Cette ineptie sortie de nulle part a véritablement soulevé l’indignation chez les membres du parti et du comité : « La ministre responsable des langues officielles, Mélanie Joly, s’est dite “extrêmement surprise”, “stupéfaite”, “abasourdie” et “déçue” des propos de Mme Lambropoulos. Sa collègue de Brossard–Saint-Lambert, Alexandra Mendès, a déclaré : “Elle est bilingue, pourquoi n’a-t-elle pas posé sa question en français ? On sait combien la question de la langue est sensible au Québec. C’est une question de respect et c’est une question de constater ce qui est évident.” Évident, certes, mais tout de même un phénomène d’une complexité certaine.
Savoir n’est pas synonyme de transmettre
Il y a deux ans, les statistiques semblaient à première vue encourageantes : “[…] Il y a 94,5 % des Québécois qui sont capables d’avoir une conversation en français. C’est le chiffre le plus élevé jamais vu”, avait déclaré l’analyste politique de Radio-Canada Michel C. Auger lors de son passage à Tout le monde en parle en 2018. Cependant, si savoir “parler” le français est une chose, il semble que ce ne soit pas “la” chose qui pourrait assurer la pérennité de la langue française au Québec : “[…] l’essentiel pour la survivance de la langue n’est pas de savoir se débrouiller tant bien que mal (les critères de ‘StatCan’ ne sont pas très sévères) dans la langue de Molière, c’est de l’adopter et de la transmettre à ses enfants. Bref, c’est la langue d’usage à la maison qui est l’indicateur le plus significatif, ici”, a tenu à souligner Steve E. Fortin pour nuancer les statistiques faussement encourageantes évoquées par Michel C. Auger.
Selon l’Organisation internationale de la francophonie (OIF), en 2018, le français était la cinquième langue la plus parlée au monde avec 300 millions de locuteurs, représentant 4 % de la population mondiale (une personne sur 26), dont 235 millions en faisant un usage quotidien représentant 3,2 % de la population mondiale (une personne sur 32). Estimé à 300 millions en 2018, le nombre de francophones approchera les 700 millions en 2050 soit 8 % de la population mondiale (1 personne sur 12), et 85 % de ces francophones seront en Afrique du fait de la croissance démographique.[1]
L’anglais, de son côté, se situe évidemment au premier rang avec 369,7 millions de locuteurs (langue maternelle) et 898,4 millions de locuteurs (langue secondaire).[2]

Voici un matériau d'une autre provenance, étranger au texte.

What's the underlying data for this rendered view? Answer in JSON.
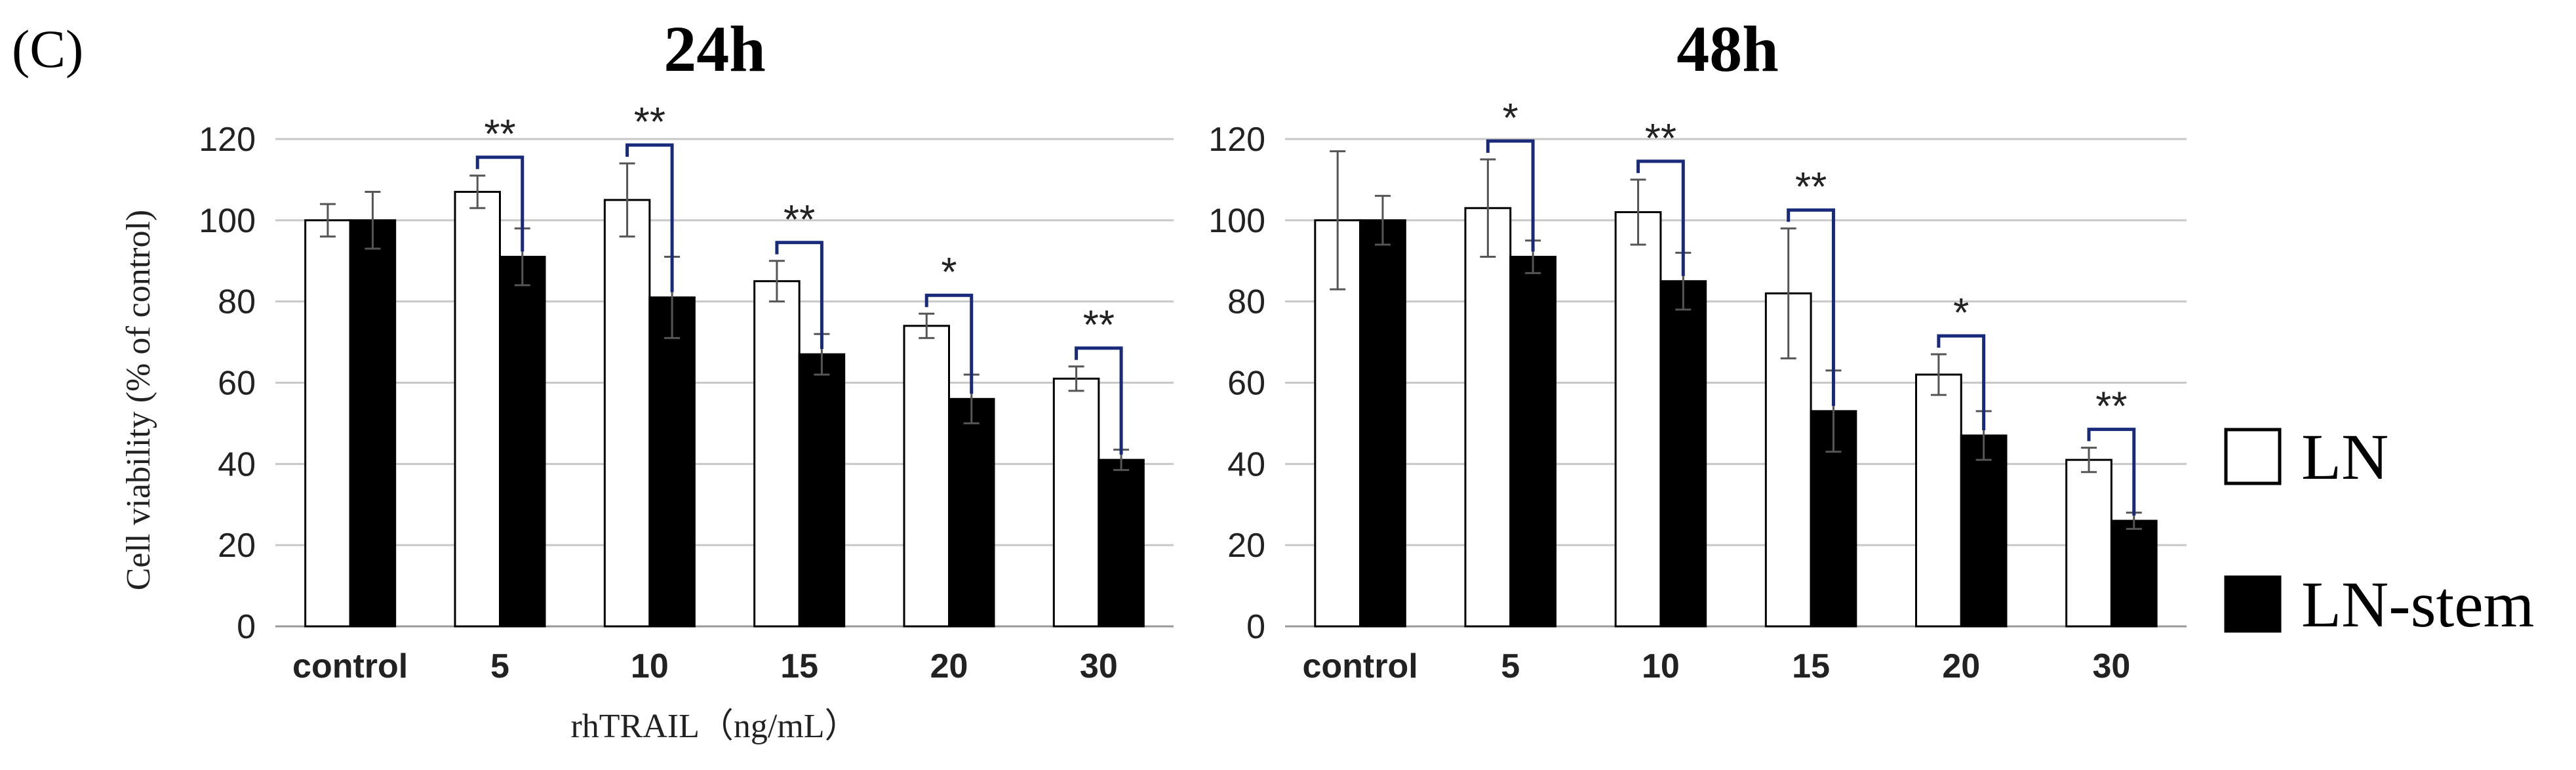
{
  "figure": {
    "panel_label": "(C)",
    "x_axis_label": "rhTRAIL（ng/mL）",
    "y_axis_label": "Cell viability (% of control)"
  },
  "legend": [
    {
      "name": "LN",
      "color": "#ffffff"
    },
    {
      "name": "LN-stem",
      "color": "#000000"
    }
  ],
  "chart_data": [
    {
      "type": "bar",
      "title": "24h",
      "categories": [
        "control",
        "5",
        "10",
        "15",
        "20",
        "30"
      ],
      "series": [
        {
          "name": "LN",
          "values": [
            100,
            107,
            105,
            85,
            74,
            61
          ],
          "errors": [
            4,
            4,
            9,
            5,
            3,
            3
          ]
        },
        {
          "name": "LN-stem",
          "values": [
            100,
            91,
            81,
            67,
            56,
            41
          ],
          "errors": [
            7,
            7,
            10,
            5,
            6,
            2.5
          ]
        }
      ],
      "significance": [
        "",
        "**",
        "**",
        "**",
        "*",
        "**"
      ],
      "ylim": [
        0,
        120
      ],
      "yticks": [
        0,
        20,
        40,
        60,
        80,
        100,
        120
      ],
      "grid": true
    },
    {
      "type": "bar",
      "title": "48h",
      "categories": [
        "control",
        "5",
        "10",
        "15",
        "20",
        "30"
      ],
      "series": [
        {
          "name": "LN",
          "values": [
            100,
            103,
            102,
            82,
            62,
            41
          ],
          "errors": [
            17,
            12,
            8,
            16,
            5,
            3
          ]
        },
        {
          "name": "LN-stem",
          "values": [
            100,
            91,
            85,
            53,
            47,
            26
          ],
          "errors": [
            6,
            4,
            7,
            10,
            6,
            2
          ]
        }
      ],
      "significance": [
        "",
        "*",
        "**",
        "**",
        "*",
        "**"
      ],
      "ylim": [
        0,
        120
      ],
      "yticks": [
        0,
        20,
        40,
        60,
        80,
        100,
        120
      ],
      "grid": true
    }
  ]
}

Une bataille perdue d’avance ?
En réponse à la manifestation du 28 novembre et à ce déclin accéléré de la langue française, le gouvernement du Québec a pris sur lui de déposer un projet de loi en 2021 pour entamer la réforme de la Charte de la langue française afin de resserrer certaines dispositions de la fameuse Loi 101. Toutefois, une question demeure : est-ce que cette initiative suffira à ralentir le phénomène d’anglicisation dans la grande métropole ? Comme l’adage français québécois impeccable le dit, qui vivra verra.
Références
- Cliche, J.-F. (2018, 20 avril), Le français est-il en déclin au Québec ?, Le Soleil.
- Gildener, D. (2020, 28 novembre), Déclin du français : manifestation devant l’hôtel de ville de Montréal, Journal Metro.
- David, M. (2020, 19 novembre), Le crime d’Emmanuella, Le Devoir.